Siponimod, a potent and selective sphingosine-1-phosphate (S1P) agonist, is the only therapeutic agent that has shown efficacy against disability progression, decline in cognitive processing speed, total brain volume loss, gray matter atrophy and signs of demyelination in patients with secondary progressive multiple sclerosis (SPMS). Although the pathophysiology of progression in SPMS and primary progressive MS (PPMS) is thought to be similar, fingolimod, the prototype S1P agonist, failed to show efficacy against disability progression in PPMS. Differentiating siponimod from fingolimod at the level of their central effects is believed to be the key to a better understanding of the underlying characteristics that could make siponimod uniquely efficacious in progressive MS (PMS).
Here, we compared the central vs. peripheral dose-dependent drug exposures for siponimod and fingolimod in healthy mice and mice with experimental autoimmune encephalomyelitis (EAE).
Siponimod treatment achieved dose-dependent efficacy and dose-proportional increases in steady-state drug blood levels, with a central nervous system (CNS)/blood drug-exposure ratio (DER) of ~ 6 in both healthy and EAE mice. In contrast, fingolimod treatments achieved dose-proportional increases in fingolimod and fingolimod-phosphate blood levels, with respective DER that were markedly increased (≥ threefold) in EAE vs. healthy mice.
If proven to have translational value, these observations would suggest that DER may be a key differentiator for siponimod over fingolimod for clinical efficacy in PMS.
西普尼莫德是一种强效且具有选择性的鞘氨醇-1-磷酸(S1P)激动剂,是唯一一种已显示出对继发进展型多发性硬化症(SPMS)患者的残疾进展、认知处理速度下降、全脑体积损失、灰质萎缩和脱髓鞘迹象有效的治疗药物。

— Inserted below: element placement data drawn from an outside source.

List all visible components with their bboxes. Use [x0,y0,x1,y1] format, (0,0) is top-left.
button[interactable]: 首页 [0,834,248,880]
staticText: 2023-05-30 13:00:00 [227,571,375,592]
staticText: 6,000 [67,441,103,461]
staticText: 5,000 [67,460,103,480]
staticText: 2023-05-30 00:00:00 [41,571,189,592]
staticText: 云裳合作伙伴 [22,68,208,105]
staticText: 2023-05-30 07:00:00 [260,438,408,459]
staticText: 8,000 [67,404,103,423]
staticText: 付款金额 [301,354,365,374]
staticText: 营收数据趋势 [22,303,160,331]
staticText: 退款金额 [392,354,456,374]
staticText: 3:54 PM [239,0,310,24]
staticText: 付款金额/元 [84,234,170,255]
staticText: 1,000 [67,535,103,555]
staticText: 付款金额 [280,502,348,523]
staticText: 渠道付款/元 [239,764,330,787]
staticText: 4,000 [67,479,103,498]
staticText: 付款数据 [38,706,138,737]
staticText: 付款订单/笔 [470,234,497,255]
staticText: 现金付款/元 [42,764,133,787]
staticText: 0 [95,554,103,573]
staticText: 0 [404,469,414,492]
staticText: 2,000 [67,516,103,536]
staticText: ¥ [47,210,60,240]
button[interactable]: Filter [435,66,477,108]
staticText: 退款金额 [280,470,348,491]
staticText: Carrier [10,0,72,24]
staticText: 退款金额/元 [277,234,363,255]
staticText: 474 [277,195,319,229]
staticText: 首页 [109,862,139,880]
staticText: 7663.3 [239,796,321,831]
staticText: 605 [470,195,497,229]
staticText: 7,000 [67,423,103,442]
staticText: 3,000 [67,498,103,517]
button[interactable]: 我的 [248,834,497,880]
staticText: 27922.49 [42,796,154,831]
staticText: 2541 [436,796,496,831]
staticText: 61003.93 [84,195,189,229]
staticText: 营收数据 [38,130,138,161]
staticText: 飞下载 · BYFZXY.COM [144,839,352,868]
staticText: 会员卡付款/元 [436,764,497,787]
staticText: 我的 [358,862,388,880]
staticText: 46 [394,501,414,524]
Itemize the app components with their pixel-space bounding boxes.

尽管SPMS和原发进展型多发性硬化症(PPMS)进展的病理生理学被认为相似,但第一代S1P激动剂芬戈莫德在PPMS中未能显示出对残疾进展的疗效。在中枢作用水平上区分西普尼莫德和芬戈莫德被认为是更好地理解可能使西普尼莫德在进展型多发性硬化症(PMS)中具有独特疗效的潜在特征的关键。

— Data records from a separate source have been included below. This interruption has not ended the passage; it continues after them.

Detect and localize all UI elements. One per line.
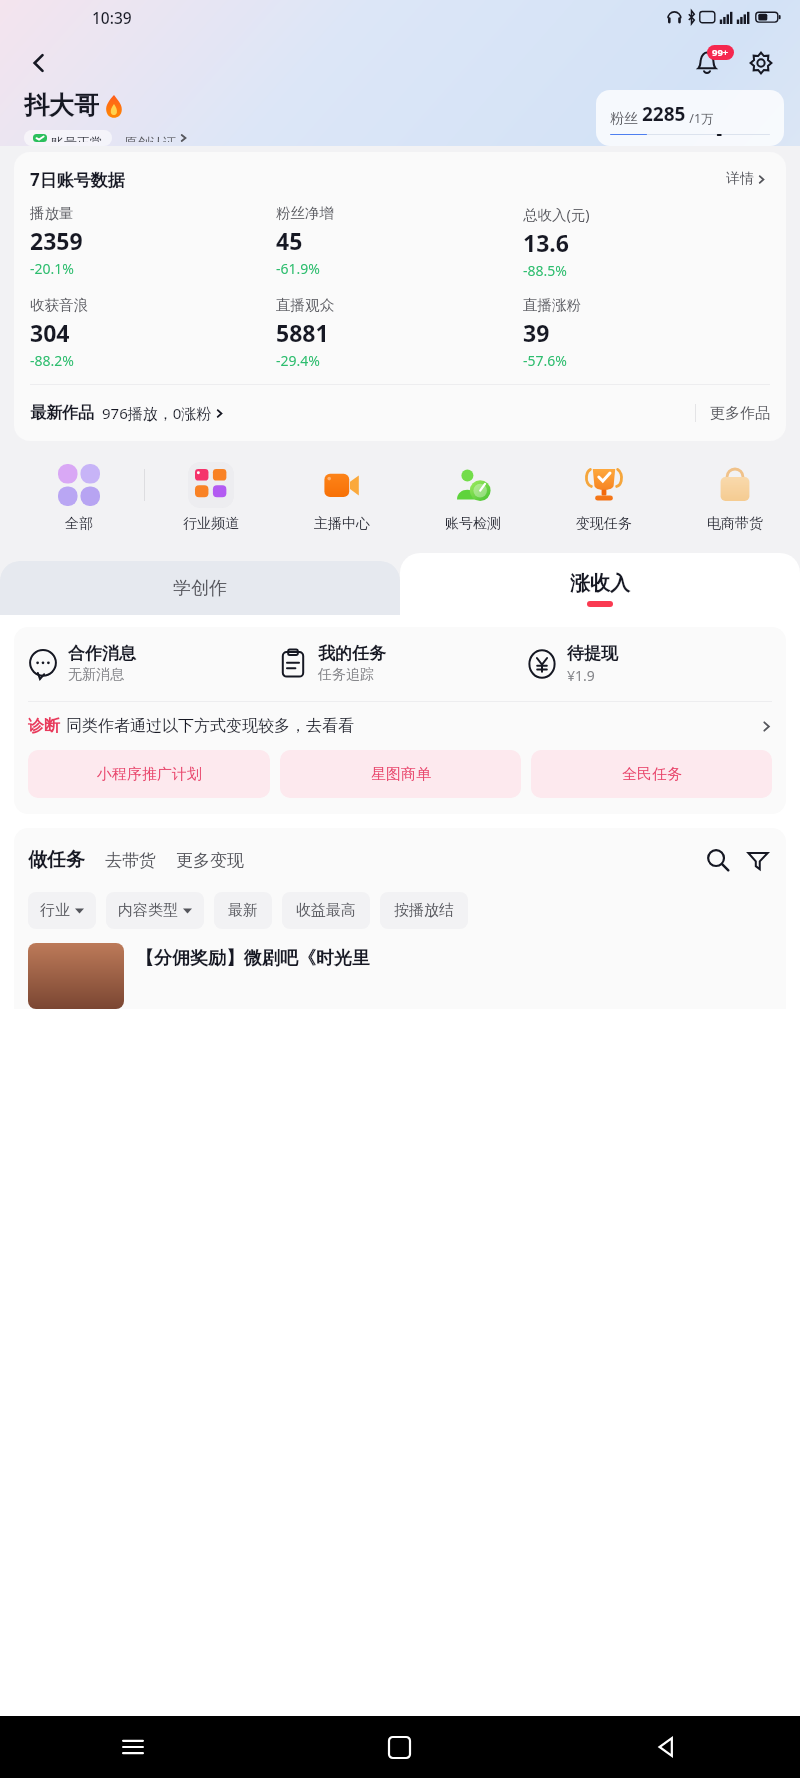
button[interactable]: 内容类型	[106, 892, 204, 929]
staticText: ¥1.9	[567, 666, 595, 685]
button[interactable]: 合作消息	[26, 643, 276, 684]
staticText: 抖大哥	[24, 90, 99, 121]
staticText: 行业	[40, 901, 70, 920]
button[interactable]: 小程序推广计划	[28, 750, 270, 798]
staticText: 【分佣奖励】微剧吧《时光里	[136, 947, 370, 970]
staticText: 最新作品	[30, 403, 94, 423]
button[interactable]: 账号检测	[407, 455, 538, 537]
staticText: 原创认证	[124, 134, 176, 142]
button[interactable]: 总收入(元)	[523, 204, 770, 280]
staticText: 收获音浪	[30, 296, 88, 314]
button[interactable]: 学创作	[0, 561, 400, 615]
staticText: 直播涨粉	[523, 296, 581, 314]
staticText: -20.1%	[30, 259, 74, 278]
staticText: 976播放，0涨粉	[102, 403, 212, 423]
staticText: 304	[30, 317, 70, 348]
button[interactable]: 更多变现	[176, 850, 244, 871]
button[interactable]: 主播中心	[276, 455, 407, 537]
button[interactable]: 最新	[214, 892, 272, 929]
button[interactable]: 账号正常	[24, 130, 112, 146]
button[interactable]: 按播放结	[380, 892, 468, 929]
staticText: -61.9%	[276, 259, 320, 278]
staticText: 10:39	[92, 7, 132, 28]
staticText: 99+	[712, 46, 729, 59]
button[interactable]: 全部	[14, 455, 144, 537]
button[interactable]: 电商带货	[669, 455, 800, 537]
staticText: 2359	[30, 225, 83, 256]
button[interactable]: Notifications	[684, 40, 730, 86]
staticText: 粉丝净增	[276, 204, 334, 222]
staticText: 按播放结	[394, 901, 454, 920]
button[interactable]: 做任务	[28, 848, 85, 872]
staticText: 收益最高	[296, 901, 356, 920]
button[interactable]: 星图商单	[280, 750, 521, 798]
staticText: 最新	[228, 901, 258, 920]
staticText: 39	[523, 317, 550, 348]
button[interactable]: 收益最高	[282, 892, 370, 929]
staticText: 合作消息	[68, 643, 136, 664]
button[interactable]: 粉丝	[596, 90, 784, 146]
button[interactable]: 全民任务	[531, 750, 772, 798]
staticText: /1万	[686, 110, 714, 127]
button[interactable]: 更多作品	[696, 404, 770, 423]
button[interactable]: 直播涨粉	[523, 296, 770, 370]
staticText: 待提现	[567, 643, 618, 664]
button[interactable]: Back	[533, 1716, 800, 1778]
staticText: -57.6%	[523, 351, 567, 370]
staticText: 内容类型	[118, 901, 178, 920]
staticText: 2285	[642, 101, 686, 127]
staticText: 行业频道	[183, 515, 239, 533]
button[interactable]: 待提现	[525, 643, 774, 685]
button[interactable]: Filter	[740, 842, 776, 878]
staticText: 全民任务	[622, 765, 682, 784]
staticText: 小程序推广计划	[97, 765, 202, 784]
button[interactable]: 原创认证	[124, 130, 188, 146]
button[interactable]: Settings	[738, 40, 784, 86]
staticText: 涨收入	[570, 571, 630, 596]
button[interactable]: 行业	[28, 892, 96, 929]
button[interactable]: 直播观众	[276, 296, 523, 370]
staticText: 主播中心	[314, 515, 370, 533]
button[interactable]: 涨收入	[400, 553, 800, 615]
staticText: 13.6	[523, 227, 569, 258]
staticText: 播放量	[30, 204, 74, 222]
button[interactable]: 行业频道	[145, 455, 276, 537]
button[interactable]: 最新作品	[30, 403, 695, 423]
staticText: 总收入(元)	[523, 204, 590, 224]
button[interactable]: 收获音浪	[30, 296, 276, 370]
button[interactable]: 诊断	[14, 702, 786, 750]
staticText: 账号检测	[445, 515, 501, 533]
staticText: 学创作	[173, 577, 227, 600]
button[interactable]: 去带货	[105, 850, 156, 871]
button[interactable]: Recents	[0, 1716, 266, 1778]
button[interactable]: 播放量	[30, 204, 276, 278]
staticText: 账号正常	[51, 134, 103, 142]
staticText: -88.5%	[523, 261, 567, 280]
staticText: 全部	[65, 515, 93, 533]
staticText: 无新消息	[68, 666, 124, 684]
staticText: 更多作品	[710, 404, 770, 423]
button[interactable]: 详情	[722, 166, 770, 192]
button[interactable]: Back	[16, 40, 62, 86]
staticText: 45	[276, 225, 303, 256]
staticText: 详情	[726, 170, 754, 188]
staticText: 任务追踪	[318, 666, 374, 684]
staticText: -29.4%	[276, 351, 320, 370]
staticText: -88.2%	[30, 351, 74, 370]
staticText: 直播观众	[276, 296, 334, 314]
button[interactable]: Search	[700, 842, 736, 878]
staticText: 电商带货	[707, 515, 763, 533]
staticText: 我的任务	[318, 643, 386, 664]
staticText: 7日账号数据	[30, 168, 125, 191]
staticText: 同类作者通过以下方式变现较多，去看看	[66, 716, 354, 736]
staticText: 5881	[276, 317, 329, 348]
button[interactable]: 我的任务	[276, 643, 525, 684]
button[interactable]: Home	[266, 1716, 533, 1778]
staticText: 粉丝	[610, 108, 642, 127]
staticText: 星图商单	[371, 765, 431, 784]
staticText: 变现任务	[576, 515, 632, 533]
button[interactable]: 粉丝净增	[276, 204, 523, 278]
button[interactable]: 变现任务	[538, 455, 669, 537]
staticText: 诊断	[28, 716, 60, 736]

在此,我们比较了西普尼莫德和芬戈莫德在健康小鼠和实验性自身免疫性脑脊髓炎(EAE)小鼠中的中枢与外周剂量依赖性药物暴露情况。
西普尼莫德治疗实现了剂量依赖性疗效和稳态药物血药水平的剂量成比例增加,在健康和EAE小鼠中,中枢神经系统(CNS)/血液药物暴露比(DER)均约为6。相比之下,芬戈莫德治疗使芬戈莫德和磷酸芬戈莫德血药水平实现了剂量成比例增加,在EAE小鼠与健康小鼠中,各自的DER显著增加(≥三倍)。
如果被证明具有转化价值,这些观察结果将表明,DER可能是西普尼莫德相对于芬戈莫德在PMS临床疗效方面的关键区别因素。